Raccogliendo una raccomandazione del Consiglio permanente della Cei, l’Ufficio liturgico nazionale e l’Ufficio catechistico nazionale hanno quindi predisposto un sussidio che propone un percorso di accoglienza e valorizzazione della nuova edizione del Messale con dieci schede tematiche che affrontano da varie angolature la celebrazione di cui il Messale è norma, fornendo spunti di riflessione. L’auspicio, indica la Cei nel messaggio che accompagna la pubblicazione di questa nuova edizione, è che «riscopriamo insieme la bellezza e la forza del celebrare cristiano, impariamo il suo linguaggio — gesti e parole — senza appiattirlo importando con superficialità i linguaggi del mondo». Da qui questo invito finale: «Lasciamoci plasmare dai gesti e dai “santi segni” della celebrazione, e ci nutriamo con la lectio dei testi del Messale».

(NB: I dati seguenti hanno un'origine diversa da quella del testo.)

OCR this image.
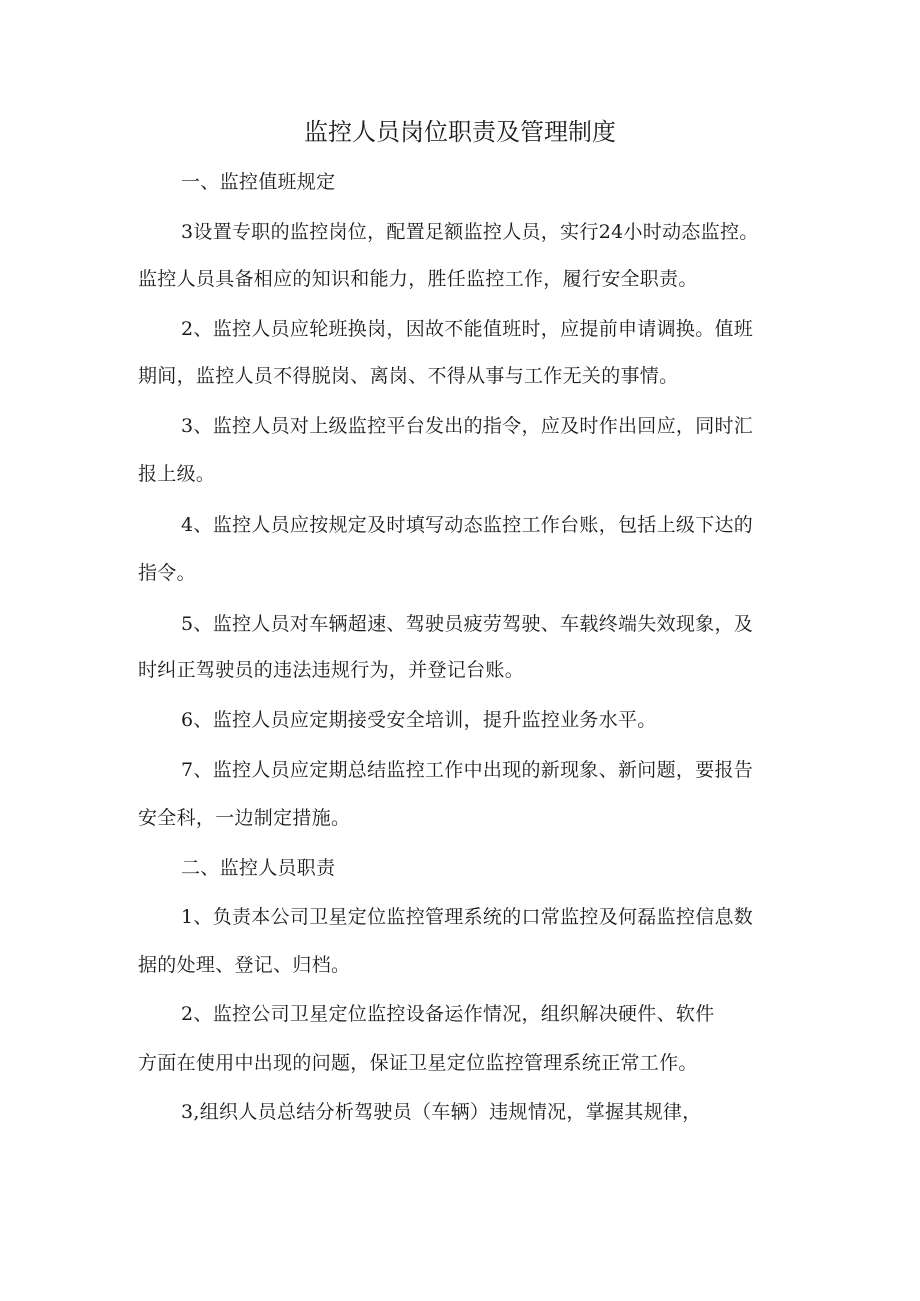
监控人员岗位职责及管理制度
一、监控值班规定
3设置专职的监控岗位，配置足额监控人员，实行24小时动态监控。
监控人员具备相应的知识和能力，胜任监控工作，履行安全职责。
2、监控人员应轮班换岗，因故不能值班时，应提前申请调换。值班
期间，监控人员不得脱岗、离岗、不得从事与工作无关的事情。
3、监控人员对上级监控平台发出的指令，应及时作出回应，同时汇
报上级。
4、监控人员应按规定及时填写动态监控工作台账，包括上级下达的
指令。
5、监控人员对车辆超速、驾驶员疲劳驾驶、车载终端失效现象，及
时纠正驾驶员的违法违规行为，并登记台账。
6、监控人员应定期接受安全培训，提升监控业务水平。
7、监控人员应定期总结监控工作中出现的新现象、新问题，要报告
安全科，一边制定措施。
二、监控人员职责
1、负责本公司卫星定位监控管理系统的口常监控及何磊监控信息数
据的处理、登记、归档。
2、监控公司卫星定位监控设备运作情况，组织解决硬件、软件
方面在使用中出现的问题，保证卫星定位监控管理系统正常工作。
3,组织人员总结分析驾驶员（车辆）违规情况，掌握其规律，
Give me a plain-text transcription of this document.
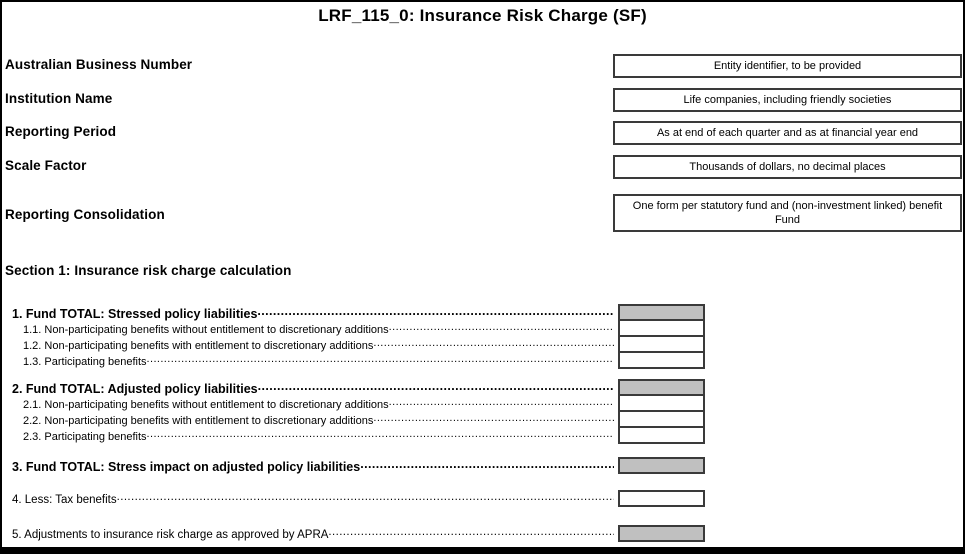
LRF_115_0: Insurance Risk Charge (SF)
Australian Business Number	Entity identifier, to be provided
Institution Name	Life companies, including friendly societies
Reporting Period	As at end of each quarter and as at financial year end
Scale Factor	Thousands of dollars, no decimal places
Reporting Consolidation
One form per statutory fund and (non-investment linked) benefit Fund
Section 1: Insurance risk charge calculation
1. Fund TOTAL: Stressed policy liabilities
.....
1.1. Non-participating benefits without entitlement to discretionary additions
.....
1.2. Non-participating benefits with entitlement to discretionary additions
.....
1.3. Participating benefits
.....
2. Fund TOTAL: Adjusted policy liabilities
.....
2.1. Non-participating benefits without entitlement to discretionary additions
.....
2.2. Non-participating benefits with entitlement to discretionary additions
.....
2.3. Participating benefits
.....
3. Fund TOTAL: Stress impact on adjusted policy liabilities
.....
4. Less: Tax benefits
.....
5. Adjustments to insurance risk charge as approved by APRA
.....
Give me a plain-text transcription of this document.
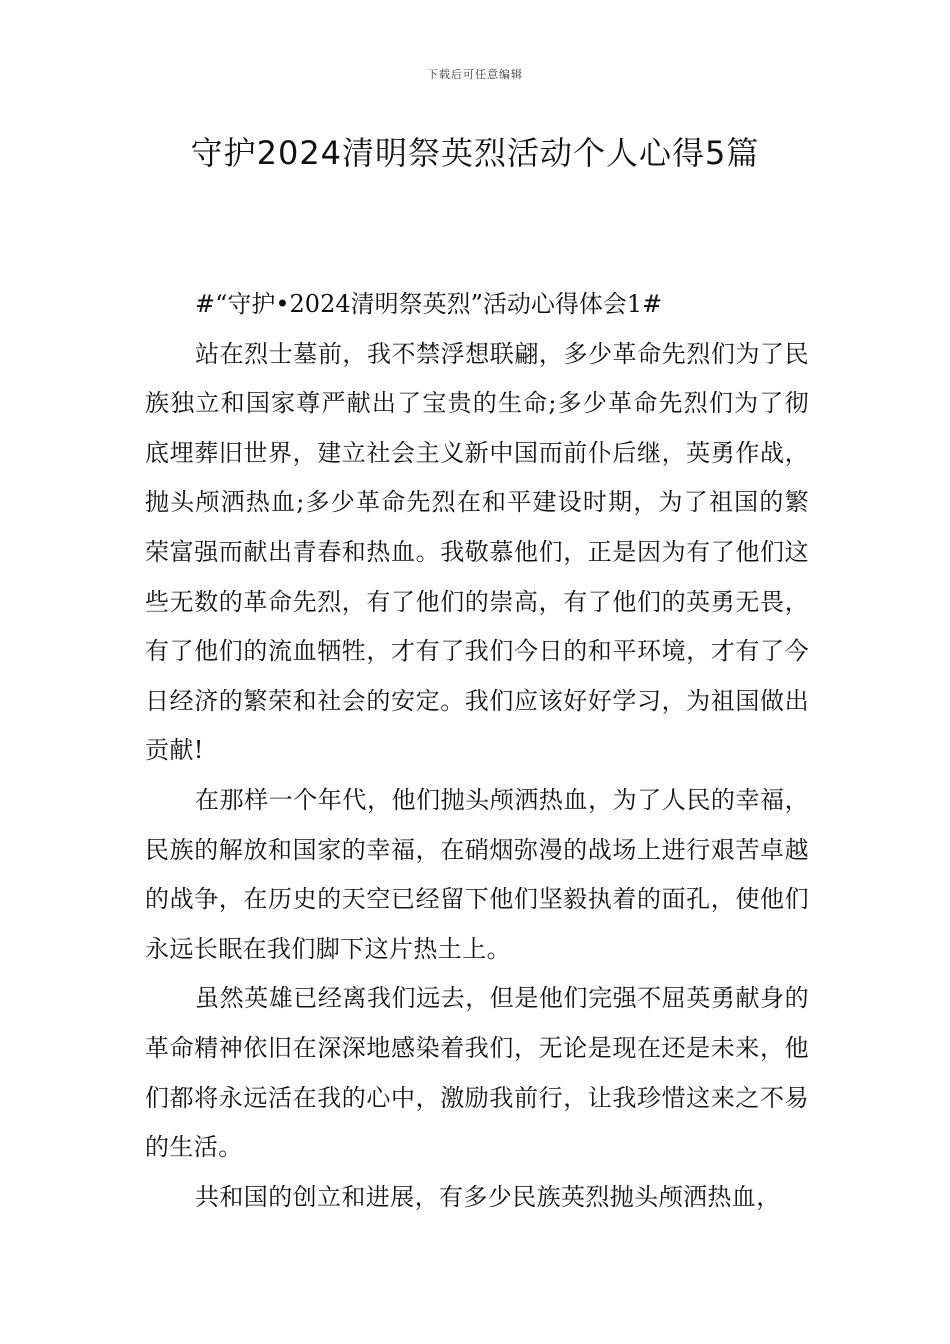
下载后可任意编辑
守护2024清明祭英烈活动个人心得5篇

#“守护•2024清明祭英烈”活动心得体会1#

站在烈士墓前，我不禁浮想联翩，多少革命先烈们为了民族独立和国家尊严献出了宝贵的生命;多少革命先烈们为了彻底埋葬旧世界，建立社会主义新中国而前仆后继，英勇作战，抛头颅洒热血;多少革命先烈在和平建设时期，为了祖国的繁荣富强而献出青春和热血。我敬慕他们，正是因为有了他们这些无数的革命先烈，有了他们的崇高，有了他们的英勇无畏，有了他们的流血牺牲，才有了我们今日的和平环境，才有了今日经济的繁荣和社会的安定。我们应该好好学习，为祖国做出贡献!

在那样一个年代，他们抛头颅洒热血，为了人民的幸福，民族的解放和国家的幸福，在硝烟弥漫的战场上进行艰苦卓越的战争，在历史的天空已经留下他们坚毅执着的面孔，使他们永远长眠在我们脚下这片热土上。

虽然英雄已经离我们远去，但是他们完强不屈英勇献身的革命精神依旧在深深地感染着我们，无论是现在还是未来，他们都将永远活在我的心中，激励我前行，让我珍惜这来之不易的生活。

共和国的创立和进展，有多少民族英烈抛头颅洒热血，
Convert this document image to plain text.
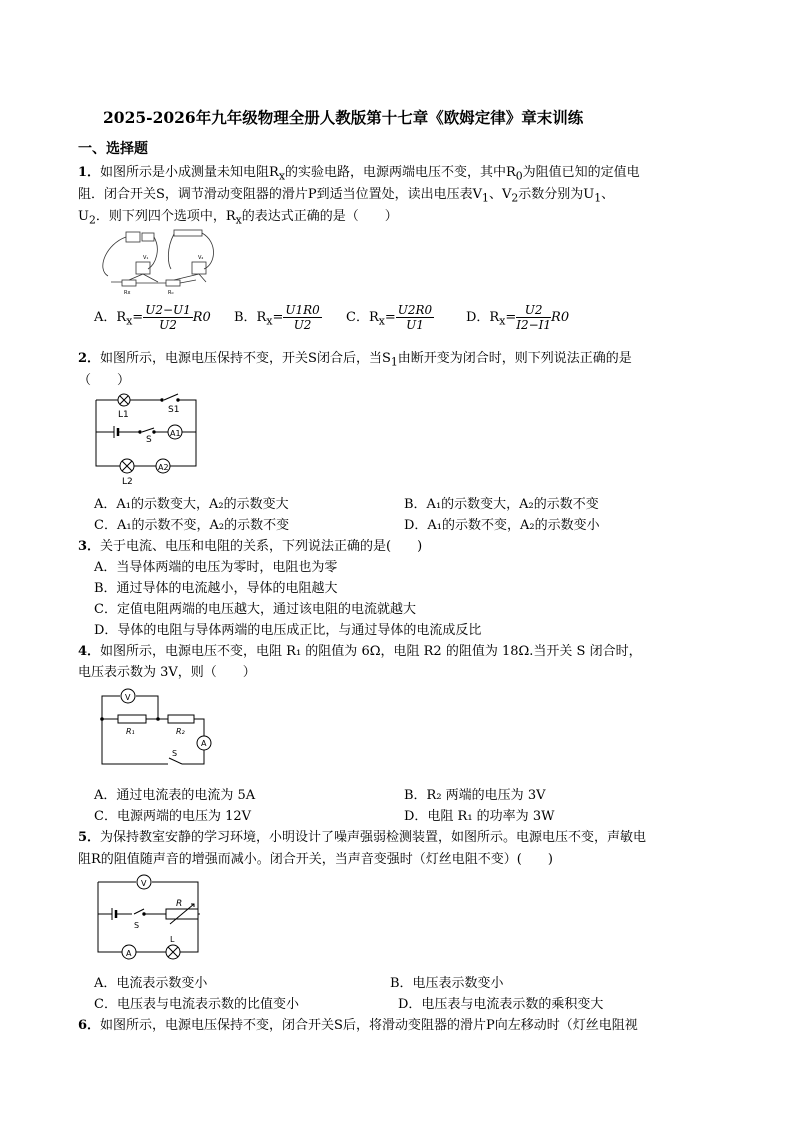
2025-2026年九年级物理全册人教版第十七章《欧姆定律》章末训练
一、选择题
1．如图所示是小成测量未知电阻$R_x$的实验电路，电源两端电压不变，其中$R_0$为阻值已知的定值电
阻．闭合开关S，调节滑动变阻器的滑片P到适当位置处，读出电压表$V_1$、$V_2$示数分别为$U_1$、
$U_2$．则下列四个选项中，$R_x$的表达式正确的是（　　）
V₁	V₂
Rx	R₀
A．$R_x= \frac{U2-U1}{U2} R0$ B．$R_x= \frac{U1R0}{U2}$ C．$R_x= \frac{U2R0}{U1}$ D．$R_x= \frac{U2}{I2-I1} R0$
2．如图所示，电源电压保持不变，开关S闭合后，当$S_1$由断开变为闭合时，则下列说法正确的是
（　　）
L1	S1
S
A1
A2
L2
A．A₁的示数变大，A₂的示数变大	B．A₁的示数变大，A₂的示数不变
C．A₁的示数不变，A₂的示数不变	D．A₁的示数不变，A₂的示数变小
3．关于电流、电压和电阻的关系，下列说法正确的是(　　)
A．当导体两端的电压为零时，电阻也为零
B．通过导体的电流越小，导体的电阻越大
C．定值电阻两端的电压越大，通过该电阻的电流就越大
D．导体的电阻与导体两端的电压成正比，与通过导体的电流成反比
4．如图所示，电源电压不变，电阻 R₁ 的阻值为 6Ω，电阻 R2 的阻值为 18Ω.当开关 S 闭合时，
电压表示数为 3V，则（　　）
V
R₁	R₂
A
S
A．通过电流表的电流为 5A	B．R₂ 两端的电压为 3V
C．电源两端的电压为 12V	D．电阻 R₁ 的功率为 3W
5．为保持教室安静的学习环境，小明设计了噪声强弱检测装置，如图所示。电源电压不变，声敏电
阻R的阻值随声音的增强而减小。闭合开关，当声音变强时（灯丝电阻不变）(　　)
V
R
S
A
L
A．电流表示数变小	B．电压表示数变小
C．电压表与电流表示数的比值变小	D．电压表与电流表示数的乘积变大
6．如图所示，电源电压保持不变，闭合开关S后，将滑动变阻器的滑片P向左移动时（灯丝电阻视
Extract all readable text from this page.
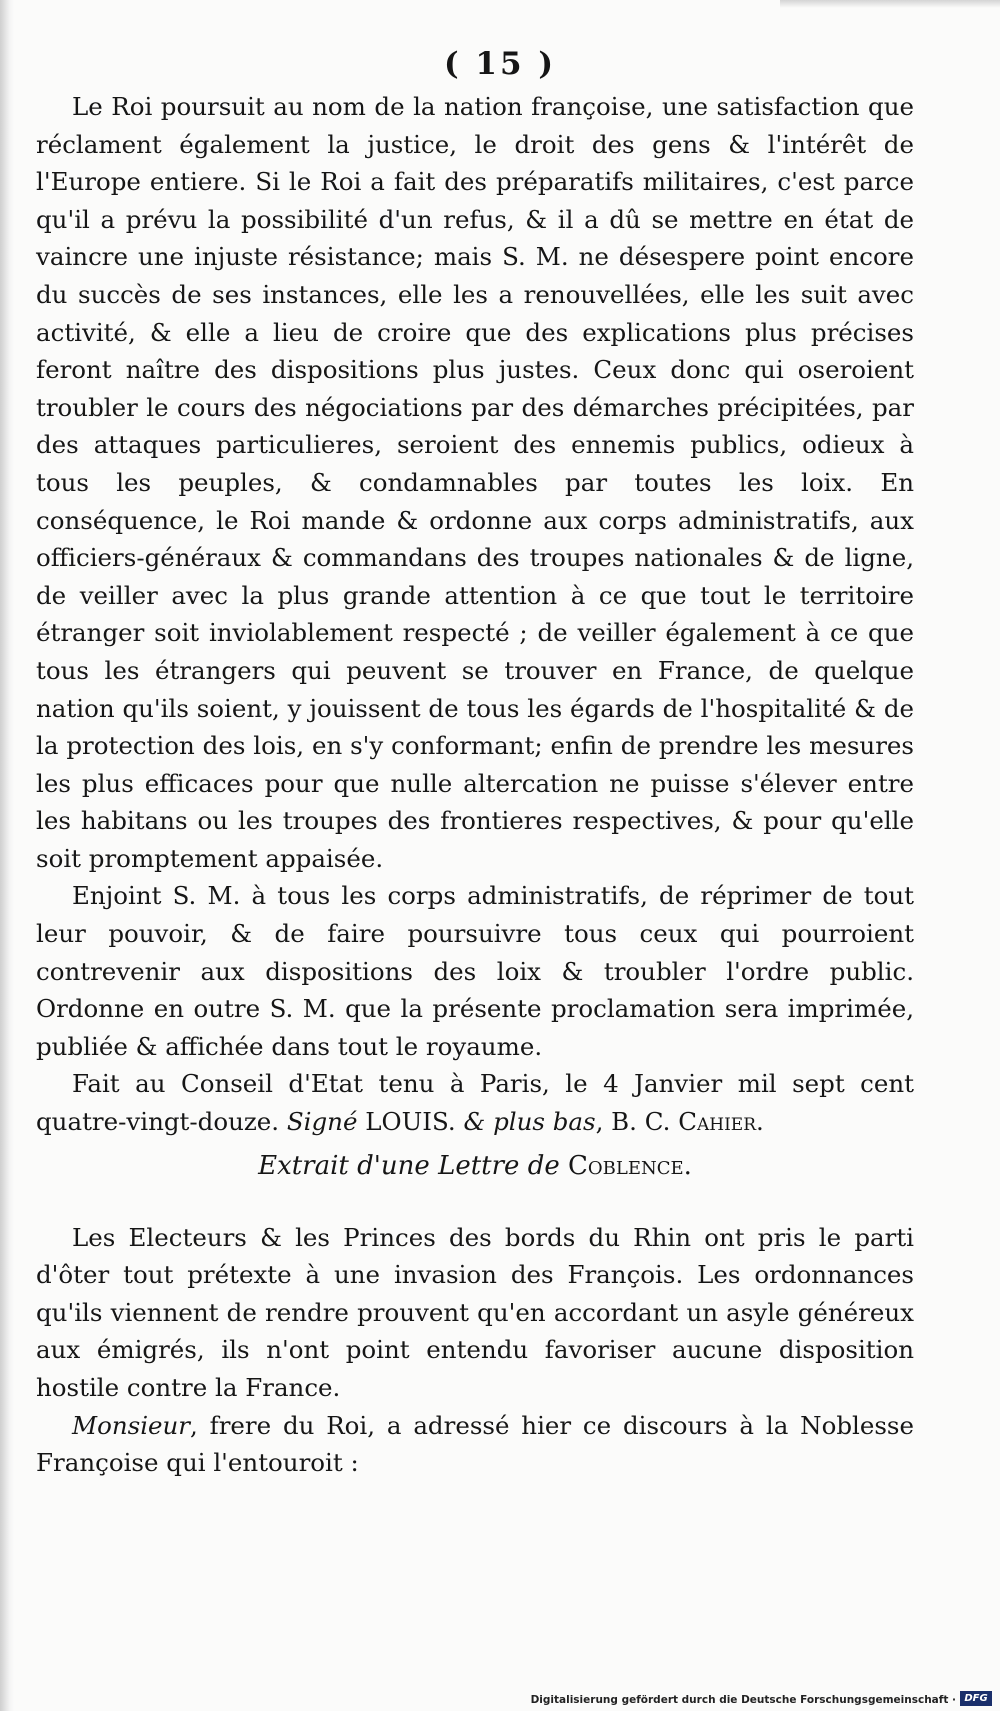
( 15 )

Le Roi poursuit au nom de la nation françoise, une satisfaction que réclament également la justice, le droit des gens & l'intérêt de l'Europe entiere. Si le Roi a fait des préparatifs militaires, c'est parce qu'il a prévu la possibilité d'un refus, & il a dû se mettre en état de vaincre une injuste résistance; mais S. M. ne désespere point encore du succès de ses instances, elle les a renouvellées, elle les suit avec activité, & elle a lieu de croire que des explications plus précises feront naître des dispositions plus justes. Ceux donc qui oseroient troubler le cours des négociations par des démarches précipitées, par des attaques particulieres, seroient des ennemis publics, odieux à tous les peuples, & condamnables par toutes les loix. En conséquence, le Roi mande & ordonne aux corps administratifs, aux officiers-généraux & commandans des troupes nationales & de ligne, de veiller avec la plus grande attention à ce que tout le territoire étranger soit inviolablement respecté ; de veiller également à ce que tous les étrangers qui peuvent se trouver en France, de quelque nation qu'ils soient, y jouissent de tous les égards de l'hospitalité & de la protection des lois, en s'y conformant; enfin de prendre les mesures les plus efficaces pour que nulle altercation ne puisse s'élever entre les habitans ou les troupes des frontieres respectives, & pour qu'elle soit promptement appaisée.

Enjoint S. M. à tous les corps administratifs, de réprimer de tout leur pouvoir, & de faire poursuivre tous ceux qui pourroient contrevenir aux dispositions des loix & troubler l'ordre public. Ordonne en outre S. M. que la présente proclamation sera imprimée, publiée & affichée dans tout le royaume.

Fait au Conseil d'Etat tenu à Paris, le 4 Janvier mil sept cent quatre-vingt-douze. Signé LOUIS. & plus bas, B. C. Cahier.

Extrait d'une Lettre de Coblence.

Les Electeurs & les Princes des bords du Rhin ont pris le parti d'ôter tout prétexte à une invasion des François. Les ordonnances qu'ils viennent de rendre prouvent qu'en accordant un asyle généreux aux émigrés, ils n'ont point entendu favoriser aucune disposition hostile contre la France.

Monsieur, frere du Roi, a adressé hier ce discours à la Noblesse Françoise qui l'entouroit :

Digitalisierung gefördert durch die Deutsche Forschungsgemeinschaft · DFG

La prima copia del Messale Romano in lingua italiana era stata presentata al Papa lo scorso 28 agosto dal cardinale Bassetti, accompagnato da una delegazione di esperti in rappresentanza delle oltre cinquanta che hanno messo mano a quest’opera per diciotto anni: un momento «significativo e simbolico», aveva osservato alcuni giorni dopo monsignor Maniago, «perché in questa consegna al Santo Padre, Primate d’Italia, quella che nell’editio typica è ancora una liturgia per certi aspetti asettica e “disincarnata” che diventa, nel Messale tradotto, liturgia viva, pronta per essere celebrata dalle comunità del nostro Paese».